Two of the first-floor bedrooms are en suite – the couple’s master suite has a walk-in closet as an extra amenity.
As with much of the furniture in the house, there’s a story attached to the chaise-longue in their bedroom: ‘My husband went out to buy a newspaper and came back with a sofa.’
Downstairs, what had been a UPVC conservatory has become an oak room. It was built by a West Midlands company called Nationwide Oak, recommended by friends. ‘The solid roof is much better,’ Carolyn explains. ‘We’re very pleased with it. Johnny sold the previous conservatory on eBay.’
As well as building the heated outdoor pool, they also converted a stable block into a one-bedroom annex for guests. ‘We built it originally for my in-laws when they came to stay from their home in Cotswolds. It gives visitors their own space if they’re here for any length of time.’ The annex has its own kitchen and shower room. The sitting room and bedroom both have vaulted beamed ceilings and oak floors.
Carolyn gives her husband most of the credit for the innovative design of the remodeled areas of the house and the stylish décor.
‘He has a good eye, he can see things, he can work out how things will look. Neither of us likes matching stuff. I know brown furniture is not fashionable now, but I do like old furniture.’
She is particularly fond of things that have been handed down from parents, pieces like their drinks cupboard. ‘My father-in-law was a director of Aristoc. In his office was a corner cupboard that had been a wardrobe which he’d converted into a drinks cupboard. Now we’ve got it. I love it.’

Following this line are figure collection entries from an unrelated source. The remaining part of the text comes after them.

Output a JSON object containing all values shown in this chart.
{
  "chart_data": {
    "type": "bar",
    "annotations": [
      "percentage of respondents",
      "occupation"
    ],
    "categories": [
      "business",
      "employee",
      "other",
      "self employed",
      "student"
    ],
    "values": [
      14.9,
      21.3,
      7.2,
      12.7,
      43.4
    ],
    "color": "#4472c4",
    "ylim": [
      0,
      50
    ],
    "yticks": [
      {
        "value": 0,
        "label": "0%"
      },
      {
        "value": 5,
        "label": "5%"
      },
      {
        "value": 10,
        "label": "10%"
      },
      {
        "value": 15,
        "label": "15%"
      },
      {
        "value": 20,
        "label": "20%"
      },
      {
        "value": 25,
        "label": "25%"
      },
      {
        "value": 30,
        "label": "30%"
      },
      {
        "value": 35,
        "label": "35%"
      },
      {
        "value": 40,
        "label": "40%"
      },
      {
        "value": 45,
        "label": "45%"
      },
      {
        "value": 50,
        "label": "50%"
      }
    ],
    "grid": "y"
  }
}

A love for family heirlooms has passed on to the couple’s daughters – ‘they are currently putting stickers on items that have been in the family for years,’ Carolyn explains. ‘Staking out their claim to ownership of pieces they particularly like with labels saying “This is mine” and “This is yours”.
They’re doing it because some of the familiar treasures might soon have to go, as their parents plan to downsize.
‘I love it here,’ Carolyn says, ‘but we no longer need all these rooms. As I say, we live in the kitchen when there’s just the two of us. We don’t need all this space.’
Queenborough is for sale through Norgans in Hitchin for £1.75m.